PC: After the multiverse was revealed, I remember Wizard ran an interview with Geoff, Grant, Greg, and yourself. In that interview, I remember Geoff mentioning Captain Marvel’s Earth as being designed for you. To many fans, this seemed like you were going to work on a new Shazam comic. Was this ever a possibility or were fans reading too much into it
MW: It was on the agenda, and Grant and I talked about it–I’d have loved it–but it just never came to pass thanks to office-politics crap. And now, now that Mike Wieringo has passed away, I’m not sure I’d want to do the Marvels–it was always something he and I were going to collaborate on, and it’s painful to think of Cap without Mike.
PC: I have a new favorite moment from Kingdom Come. I’ve read the mini-series dozens and dozens of times and I never noticed it until specifically looking at Captain Marvel moments, but as Billy inspects Batman’s troops, you describe his smile as being “eerie.” I had never noticed the dual-nature of his grin until that moment. It is usually so warm and comforting, but in this universe it is so mysterious and frightening. Symbolically, it really shows how much the world has changed (and in addition, how far comics have changed). Any thoughts on this?

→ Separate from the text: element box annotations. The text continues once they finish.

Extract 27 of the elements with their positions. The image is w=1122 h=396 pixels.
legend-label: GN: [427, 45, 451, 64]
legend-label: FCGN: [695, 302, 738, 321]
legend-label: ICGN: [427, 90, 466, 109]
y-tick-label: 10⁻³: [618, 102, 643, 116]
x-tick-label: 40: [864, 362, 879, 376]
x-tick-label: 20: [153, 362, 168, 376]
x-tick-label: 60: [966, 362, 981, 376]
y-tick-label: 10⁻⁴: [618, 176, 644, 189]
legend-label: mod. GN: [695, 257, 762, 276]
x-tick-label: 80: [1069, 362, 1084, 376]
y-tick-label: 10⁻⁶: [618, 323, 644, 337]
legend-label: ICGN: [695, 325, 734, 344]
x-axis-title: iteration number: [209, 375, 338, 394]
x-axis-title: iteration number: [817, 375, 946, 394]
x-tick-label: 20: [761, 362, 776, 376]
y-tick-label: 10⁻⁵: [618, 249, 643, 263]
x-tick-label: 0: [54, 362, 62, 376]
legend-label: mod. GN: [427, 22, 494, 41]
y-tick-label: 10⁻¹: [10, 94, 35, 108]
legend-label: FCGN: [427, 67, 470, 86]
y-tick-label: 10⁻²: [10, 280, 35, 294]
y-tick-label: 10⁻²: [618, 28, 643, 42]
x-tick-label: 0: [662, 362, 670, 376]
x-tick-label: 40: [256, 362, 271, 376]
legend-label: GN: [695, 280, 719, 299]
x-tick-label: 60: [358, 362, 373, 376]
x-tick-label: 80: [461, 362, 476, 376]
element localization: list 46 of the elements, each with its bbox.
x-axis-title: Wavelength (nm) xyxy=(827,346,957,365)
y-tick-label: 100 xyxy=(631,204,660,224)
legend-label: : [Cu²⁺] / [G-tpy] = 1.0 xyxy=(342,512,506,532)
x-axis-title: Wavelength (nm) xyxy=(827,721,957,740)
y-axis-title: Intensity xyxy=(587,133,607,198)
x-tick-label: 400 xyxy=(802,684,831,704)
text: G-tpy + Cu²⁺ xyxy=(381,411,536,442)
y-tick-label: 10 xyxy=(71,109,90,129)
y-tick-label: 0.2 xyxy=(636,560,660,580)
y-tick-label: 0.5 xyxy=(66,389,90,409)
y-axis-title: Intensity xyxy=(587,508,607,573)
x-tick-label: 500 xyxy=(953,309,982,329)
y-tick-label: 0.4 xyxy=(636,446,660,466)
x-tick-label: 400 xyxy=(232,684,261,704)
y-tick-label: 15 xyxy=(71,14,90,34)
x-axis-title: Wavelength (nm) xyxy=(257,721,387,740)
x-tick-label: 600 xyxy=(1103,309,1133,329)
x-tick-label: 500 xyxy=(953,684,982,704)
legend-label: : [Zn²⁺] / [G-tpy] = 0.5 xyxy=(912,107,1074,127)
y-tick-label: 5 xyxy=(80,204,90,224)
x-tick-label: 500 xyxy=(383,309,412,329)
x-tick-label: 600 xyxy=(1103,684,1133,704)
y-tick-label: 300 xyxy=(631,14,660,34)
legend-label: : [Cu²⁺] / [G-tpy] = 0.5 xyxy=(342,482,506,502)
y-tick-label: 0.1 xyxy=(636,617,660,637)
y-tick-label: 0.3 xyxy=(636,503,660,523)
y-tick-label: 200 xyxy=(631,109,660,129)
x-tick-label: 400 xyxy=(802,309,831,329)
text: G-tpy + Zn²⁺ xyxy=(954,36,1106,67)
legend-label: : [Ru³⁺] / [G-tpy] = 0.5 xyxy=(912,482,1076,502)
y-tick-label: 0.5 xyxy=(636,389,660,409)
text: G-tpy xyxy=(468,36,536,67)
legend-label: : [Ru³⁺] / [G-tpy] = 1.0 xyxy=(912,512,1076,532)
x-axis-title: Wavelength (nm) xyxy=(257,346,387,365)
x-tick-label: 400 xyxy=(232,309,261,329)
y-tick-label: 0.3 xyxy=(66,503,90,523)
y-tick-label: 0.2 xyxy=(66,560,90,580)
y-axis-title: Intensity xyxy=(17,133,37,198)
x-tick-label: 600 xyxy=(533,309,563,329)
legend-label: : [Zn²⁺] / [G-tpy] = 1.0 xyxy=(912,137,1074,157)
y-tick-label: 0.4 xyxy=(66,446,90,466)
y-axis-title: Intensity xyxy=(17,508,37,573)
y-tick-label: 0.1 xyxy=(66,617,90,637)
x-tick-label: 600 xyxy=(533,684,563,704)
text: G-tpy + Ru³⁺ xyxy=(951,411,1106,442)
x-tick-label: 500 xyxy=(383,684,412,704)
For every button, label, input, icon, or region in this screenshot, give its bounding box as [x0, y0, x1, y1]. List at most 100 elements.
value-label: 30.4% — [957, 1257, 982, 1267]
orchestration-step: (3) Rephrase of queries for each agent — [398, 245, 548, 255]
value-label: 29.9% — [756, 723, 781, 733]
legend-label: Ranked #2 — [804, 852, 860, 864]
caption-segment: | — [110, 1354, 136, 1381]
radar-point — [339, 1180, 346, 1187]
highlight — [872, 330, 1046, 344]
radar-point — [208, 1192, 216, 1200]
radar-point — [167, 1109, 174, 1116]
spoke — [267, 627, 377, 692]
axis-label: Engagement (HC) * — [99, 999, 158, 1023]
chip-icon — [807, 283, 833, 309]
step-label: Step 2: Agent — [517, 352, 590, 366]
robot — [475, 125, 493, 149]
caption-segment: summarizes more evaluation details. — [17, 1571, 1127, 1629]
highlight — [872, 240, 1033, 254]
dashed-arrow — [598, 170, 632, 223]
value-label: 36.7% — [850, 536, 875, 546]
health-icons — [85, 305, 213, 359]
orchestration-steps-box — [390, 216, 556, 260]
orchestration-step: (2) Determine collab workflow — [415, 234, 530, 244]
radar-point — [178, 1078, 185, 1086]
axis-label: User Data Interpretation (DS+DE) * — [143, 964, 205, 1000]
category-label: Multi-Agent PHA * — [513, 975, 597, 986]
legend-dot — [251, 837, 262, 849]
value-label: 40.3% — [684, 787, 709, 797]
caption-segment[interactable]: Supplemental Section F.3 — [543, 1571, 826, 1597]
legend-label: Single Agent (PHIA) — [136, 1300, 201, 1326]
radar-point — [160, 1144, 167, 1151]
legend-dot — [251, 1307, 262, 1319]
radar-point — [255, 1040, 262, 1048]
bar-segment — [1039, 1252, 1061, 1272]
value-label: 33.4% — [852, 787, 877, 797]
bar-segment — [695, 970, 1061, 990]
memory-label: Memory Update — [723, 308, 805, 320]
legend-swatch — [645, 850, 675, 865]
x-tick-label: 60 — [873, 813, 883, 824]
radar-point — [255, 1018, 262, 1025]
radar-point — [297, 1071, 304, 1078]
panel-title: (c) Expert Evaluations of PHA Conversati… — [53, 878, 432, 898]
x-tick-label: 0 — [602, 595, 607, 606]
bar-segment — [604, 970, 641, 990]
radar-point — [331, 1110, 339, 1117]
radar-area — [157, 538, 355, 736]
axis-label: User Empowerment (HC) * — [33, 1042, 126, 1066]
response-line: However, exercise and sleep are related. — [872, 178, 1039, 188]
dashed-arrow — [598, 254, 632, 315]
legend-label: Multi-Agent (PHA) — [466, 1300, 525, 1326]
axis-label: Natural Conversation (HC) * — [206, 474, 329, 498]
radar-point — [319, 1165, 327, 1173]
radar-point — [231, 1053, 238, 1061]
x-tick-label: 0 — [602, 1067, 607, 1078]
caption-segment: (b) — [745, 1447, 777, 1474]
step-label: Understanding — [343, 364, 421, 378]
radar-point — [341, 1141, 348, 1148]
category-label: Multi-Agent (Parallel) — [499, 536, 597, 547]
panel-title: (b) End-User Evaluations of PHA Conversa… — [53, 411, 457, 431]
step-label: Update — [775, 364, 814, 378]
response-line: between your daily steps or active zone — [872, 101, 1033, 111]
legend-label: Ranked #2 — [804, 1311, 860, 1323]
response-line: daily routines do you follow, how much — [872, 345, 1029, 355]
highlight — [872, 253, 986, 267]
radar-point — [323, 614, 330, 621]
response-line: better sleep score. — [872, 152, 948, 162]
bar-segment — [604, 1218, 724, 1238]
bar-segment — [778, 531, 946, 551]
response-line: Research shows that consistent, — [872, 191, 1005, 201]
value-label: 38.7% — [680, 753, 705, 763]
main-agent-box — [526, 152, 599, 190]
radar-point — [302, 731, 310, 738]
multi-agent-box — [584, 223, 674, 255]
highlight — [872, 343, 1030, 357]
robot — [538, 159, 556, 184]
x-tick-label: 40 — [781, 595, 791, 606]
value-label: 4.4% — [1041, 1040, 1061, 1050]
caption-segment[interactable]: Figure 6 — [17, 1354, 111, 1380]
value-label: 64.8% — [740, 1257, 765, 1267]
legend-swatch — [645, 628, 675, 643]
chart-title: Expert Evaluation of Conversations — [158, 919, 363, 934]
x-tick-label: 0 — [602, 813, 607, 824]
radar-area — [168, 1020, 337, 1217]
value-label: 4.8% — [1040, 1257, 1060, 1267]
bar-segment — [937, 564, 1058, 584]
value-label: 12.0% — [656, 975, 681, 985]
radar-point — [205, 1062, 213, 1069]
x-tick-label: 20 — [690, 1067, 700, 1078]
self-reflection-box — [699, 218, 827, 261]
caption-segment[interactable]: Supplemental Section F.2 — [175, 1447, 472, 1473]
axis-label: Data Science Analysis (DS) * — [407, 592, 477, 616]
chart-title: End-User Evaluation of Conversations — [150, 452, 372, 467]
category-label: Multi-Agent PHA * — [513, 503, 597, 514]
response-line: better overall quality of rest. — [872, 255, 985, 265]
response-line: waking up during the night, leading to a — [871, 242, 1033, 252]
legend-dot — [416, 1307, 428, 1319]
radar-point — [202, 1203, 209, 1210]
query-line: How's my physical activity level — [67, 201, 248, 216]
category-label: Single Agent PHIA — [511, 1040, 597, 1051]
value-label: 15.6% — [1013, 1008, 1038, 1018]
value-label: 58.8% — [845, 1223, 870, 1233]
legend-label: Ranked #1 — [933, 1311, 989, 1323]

MW: Just that you sussed it out pretty accurately. That was absolutely the intent. A giant ton of Kingdom Come came out of Alex Ross’s head, but I don’t think he’d argue that I can be proud of the fact that I gave Cap and Billy their role in that story (which Alex realized so beautifully in his paintings).
PC: Batman tells Billy that Captain Marvel has the hardest time adjusting to the changing times. Why is this? Is it because Marvel is too pure? Perhaps I am reading too much into this, but is this a commentary on the difficulty of writing a Captain Marvel book in the modern age?
MW: It’s absolutely a commentary on that. It’s a distillation of the series’ theme, really.
PC: Billy decides the best course of action at the end of Kingdom Come because he is both mortal and godlike. That’s the only time I can recall Billy’s powers seeming more like a burden rather than a gift. The issue isn’t that his powers will allow him to save the day, but no matter what his decision is, he will decide the fate of many lives. Why put Billy in such a difficult situation?
MW: Because he had to be the fulcrum of the conflict. That was the one thing that made Billy/Cap unique in that world; he had one foot firmly in the world of mortals and the other firmly in the world of superheroes. And since that was what the final battle was about–the war between humans and superhumans–Cap had to be the one to decide how it all paid off.